Spionageroman mit Spannungsauf- und -ab
GeigerDer Klappentext und die Leseprobe haben mich etwas in die Irre geführt, da man aufgrund dieser Informationen nichts davon ahnt, wie sehr man mit Politik, Spionage und Kaltem Krieg konfrontiert wird - meine ...
Der Klappentext und die Leseprobe haben mich etwas in die Irre geführt, da man aufgrund dieser Informationen nichts davon ahnt, wie sehr man mit Politik, Spionage und Kaltem Krieg konfrontiert wird - meine Erwartungen wurden leider nicht erfüllt.
So spektakulär das Buch auch beginnt – immerhin erschießt Agneta, eine alte Frau und Großmutter, nur aufgrund eines Anrufes kaltblütig ihren langjährigen Ehemann Stellan, der vor seiner Pensionierung ein allseits beliebter Fernsehmoderator war.

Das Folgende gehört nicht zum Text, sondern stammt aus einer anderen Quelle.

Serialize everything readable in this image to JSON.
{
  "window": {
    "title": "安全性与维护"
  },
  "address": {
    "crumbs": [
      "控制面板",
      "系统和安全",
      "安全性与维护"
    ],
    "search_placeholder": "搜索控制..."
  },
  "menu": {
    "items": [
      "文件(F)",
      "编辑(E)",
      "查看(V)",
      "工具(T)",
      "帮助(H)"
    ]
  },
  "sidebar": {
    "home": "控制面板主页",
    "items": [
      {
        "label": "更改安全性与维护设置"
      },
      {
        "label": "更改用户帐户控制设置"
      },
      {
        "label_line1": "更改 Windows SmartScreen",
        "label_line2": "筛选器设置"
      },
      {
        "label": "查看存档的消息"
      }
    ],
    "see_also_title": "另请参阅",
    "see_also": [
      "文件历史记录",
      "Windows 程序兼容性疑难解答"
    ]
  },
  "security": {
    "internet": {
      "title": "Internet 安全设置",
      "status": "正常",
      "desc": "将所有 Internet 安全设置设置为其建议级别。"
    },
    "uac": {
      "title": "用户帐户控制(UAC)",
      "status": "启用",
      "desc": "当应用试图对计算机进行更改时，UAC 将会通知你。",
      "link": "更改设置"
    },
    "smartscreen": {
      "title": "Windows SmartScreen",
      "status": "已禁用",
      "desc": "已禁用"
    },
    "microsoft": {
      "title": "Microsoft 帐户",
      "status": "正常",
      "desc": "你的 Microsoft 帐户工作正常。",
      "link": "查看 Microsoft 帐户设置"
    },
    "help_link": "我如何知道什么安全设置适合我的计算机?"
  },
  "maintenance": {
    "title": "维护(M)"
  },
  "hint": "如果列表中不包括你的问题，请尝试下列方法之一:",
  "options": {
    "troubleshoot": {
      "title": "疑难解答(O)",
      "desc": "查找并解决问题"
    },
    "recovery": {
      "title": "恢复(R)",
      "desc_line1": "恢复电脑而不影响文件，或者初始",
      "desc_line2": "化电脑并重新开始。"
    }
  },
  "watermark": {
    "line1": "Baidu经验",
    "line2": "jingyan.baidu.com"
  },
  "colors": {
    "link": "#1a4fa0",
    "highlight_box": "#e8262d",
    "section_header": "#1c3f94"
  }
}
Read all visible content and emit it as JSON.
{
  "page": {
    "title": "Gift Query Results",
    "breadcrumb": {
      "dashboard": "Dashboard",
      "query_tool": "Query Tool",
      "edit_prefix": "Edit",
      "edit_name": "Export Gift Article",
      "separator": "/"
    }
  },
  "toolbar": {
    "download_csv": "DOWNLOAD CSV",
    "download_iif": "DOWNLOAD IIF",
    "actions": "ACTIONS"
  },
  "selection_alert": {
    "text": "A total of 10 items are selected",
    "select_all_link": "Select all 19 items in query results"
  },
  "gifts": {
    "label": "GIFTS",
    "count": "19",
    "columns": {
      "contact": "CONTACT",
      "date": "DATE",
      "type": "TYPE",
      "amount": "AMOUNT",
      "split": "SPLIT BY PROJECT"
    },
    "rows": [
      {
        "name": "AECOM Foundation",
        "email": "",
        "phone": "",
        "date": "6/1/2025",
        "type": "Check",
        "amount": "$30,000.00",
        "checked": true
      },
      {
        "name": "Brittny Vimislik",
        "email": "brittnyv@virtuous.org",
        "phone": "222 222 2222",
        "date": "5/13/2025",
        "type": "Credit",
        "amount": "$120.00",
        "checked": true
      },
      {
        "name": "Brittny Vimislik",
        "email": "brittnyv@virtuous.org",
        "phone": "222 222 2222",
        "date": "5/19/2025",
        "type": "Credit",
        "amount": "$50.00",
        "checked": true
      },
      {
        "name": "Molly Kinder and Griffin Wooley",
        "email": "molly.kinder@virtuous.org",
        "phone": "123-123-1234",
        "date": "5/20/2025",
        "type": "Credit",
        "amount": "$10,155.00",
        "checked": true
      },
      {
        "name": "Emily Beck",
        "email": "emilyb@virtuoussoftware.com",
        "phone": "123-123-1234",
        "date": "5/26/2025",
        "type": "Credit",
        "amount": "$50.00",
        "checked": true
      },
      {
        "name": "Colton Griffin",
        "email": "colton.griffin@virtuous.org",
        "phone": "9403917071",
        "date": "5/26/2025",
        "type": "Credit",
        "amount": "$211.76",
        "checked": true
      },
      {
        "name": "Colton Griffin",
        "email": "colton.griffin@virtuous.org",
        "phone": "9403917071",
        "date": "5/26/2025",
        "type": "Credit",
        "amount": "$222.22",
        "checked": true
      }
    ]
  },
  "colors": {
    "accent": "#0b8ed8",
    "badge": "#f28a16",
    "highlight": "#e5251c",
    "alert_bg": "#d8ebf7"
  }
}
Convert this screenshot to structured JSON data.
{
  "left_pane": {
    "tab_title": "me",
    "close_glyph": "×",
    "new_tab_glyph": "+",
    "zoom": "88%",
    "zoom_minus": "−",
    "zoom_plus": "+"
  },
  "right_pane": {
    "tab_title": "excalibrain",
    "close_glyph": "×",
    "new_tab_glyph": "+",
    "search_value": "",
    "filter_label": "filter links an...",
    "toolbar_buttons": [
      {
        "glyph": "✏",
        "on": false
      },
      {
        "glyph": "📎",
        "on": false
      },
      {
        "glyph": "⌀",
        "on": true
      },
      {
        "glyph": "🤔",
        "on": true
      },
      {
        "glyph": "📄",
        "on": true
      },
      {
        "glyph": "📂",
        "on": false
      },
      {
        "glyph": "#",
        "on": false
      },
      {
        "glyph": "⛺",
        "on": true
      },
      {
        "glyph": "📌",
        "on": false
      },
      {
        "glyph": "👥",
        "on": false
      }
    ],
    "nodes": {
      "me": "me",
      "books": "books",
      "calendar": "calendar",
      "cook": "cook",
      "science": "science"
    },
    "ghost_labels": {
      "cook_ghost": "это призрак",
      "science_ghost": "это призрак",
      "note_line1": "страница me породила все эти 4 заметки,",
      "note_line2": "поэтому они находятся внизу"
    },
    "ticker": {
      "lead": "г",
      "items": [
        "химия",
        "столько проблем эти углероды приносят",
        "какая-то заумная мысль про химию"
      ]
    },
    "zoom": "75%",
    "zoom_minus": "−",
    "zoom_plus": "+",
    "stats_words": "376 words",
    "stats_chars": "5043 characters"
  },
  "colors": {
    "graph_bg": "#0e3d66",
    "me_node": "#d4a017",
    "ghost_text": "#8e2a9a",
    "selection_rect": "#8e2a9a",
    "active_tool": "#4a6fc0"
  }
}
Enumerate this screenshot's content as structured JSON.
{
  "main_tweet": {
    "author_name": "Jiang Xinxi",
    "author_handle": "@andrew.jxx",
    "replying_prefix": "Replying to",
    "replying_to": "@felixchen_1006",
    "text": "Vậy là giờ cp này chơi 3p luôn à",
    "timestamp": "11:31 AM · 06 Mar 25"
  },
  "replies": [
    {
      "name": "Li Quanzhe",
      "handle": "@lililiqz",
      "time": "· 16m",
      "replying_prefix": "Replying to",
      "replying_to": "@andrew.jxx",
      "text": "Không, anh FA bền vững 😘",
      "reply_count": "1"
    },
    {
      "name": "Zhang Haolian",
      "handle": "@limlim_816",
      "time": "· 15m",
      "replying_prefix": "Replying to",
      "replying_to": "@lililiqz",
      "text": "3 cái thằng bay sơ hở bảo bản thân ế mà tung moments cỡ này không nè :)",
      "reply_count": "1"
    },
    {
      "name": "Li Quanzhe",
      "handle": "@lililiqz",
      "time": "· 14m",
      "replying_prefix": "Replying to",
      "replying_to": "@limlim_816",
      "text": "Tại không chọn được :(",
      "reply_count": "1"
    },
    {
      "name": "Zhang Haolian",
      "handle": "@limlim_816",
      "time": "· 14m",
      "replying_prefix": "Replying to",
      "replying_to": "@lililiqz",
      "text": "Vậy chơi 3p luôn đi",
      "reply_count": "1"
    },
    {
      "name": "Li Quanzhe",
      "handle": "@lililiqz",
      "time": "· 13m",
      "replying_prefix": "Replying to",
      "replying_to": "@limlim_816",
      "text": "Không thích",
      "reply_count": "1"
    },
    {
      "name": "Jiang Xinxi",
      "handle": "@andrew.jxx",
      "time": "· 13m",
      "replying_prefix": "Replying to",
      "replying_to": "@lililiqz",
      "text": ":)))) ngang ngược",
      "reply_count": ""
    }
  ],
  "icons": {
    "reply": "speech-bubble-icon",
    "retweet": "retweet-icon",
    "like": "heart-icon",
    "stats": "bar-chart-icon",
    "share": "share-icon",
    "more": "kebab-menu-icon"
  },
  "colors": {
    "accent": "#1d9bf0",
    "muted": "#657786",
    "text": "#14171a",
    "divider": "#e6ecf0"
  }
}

Sie packt ihre Siebensachen und macht sich auf den Weg, um einen vor Jahrzehnten erhaltenen Auftrag auszuführen – so fulminant und actionreich endet es auch.
Aber zu diesem Ende muss man sich erst durchkämpfen, wenn man (so wie ich) an Politik, speziell an schwedischer Politik in der Nachkriegszeit, nicht wirklich sehr interessiert ist. Die politischen Hintergründe und Intentionen Schwedens zur Zeit des Kalten Krieges, die Haltung gegenüber der DDR usw. sind offensichtlich ausgiebig recherchiert. Wie viel davon Realität und wie viel der Fantasie des Autors entsprungen ist, war für mich nicht erkennbar. In die Handlung sind sehr detaillierte Informationen hinein verpackt. Ich fand es schwierig, die vielen Personen zuzuordnen, habe über so manche Passagen einfach hinweg gelesen. Die Spannung ging mir immer wieder verloren, obwohl es durchaus nicht an überraschenden Enthüllungen und Wendungen mangelt.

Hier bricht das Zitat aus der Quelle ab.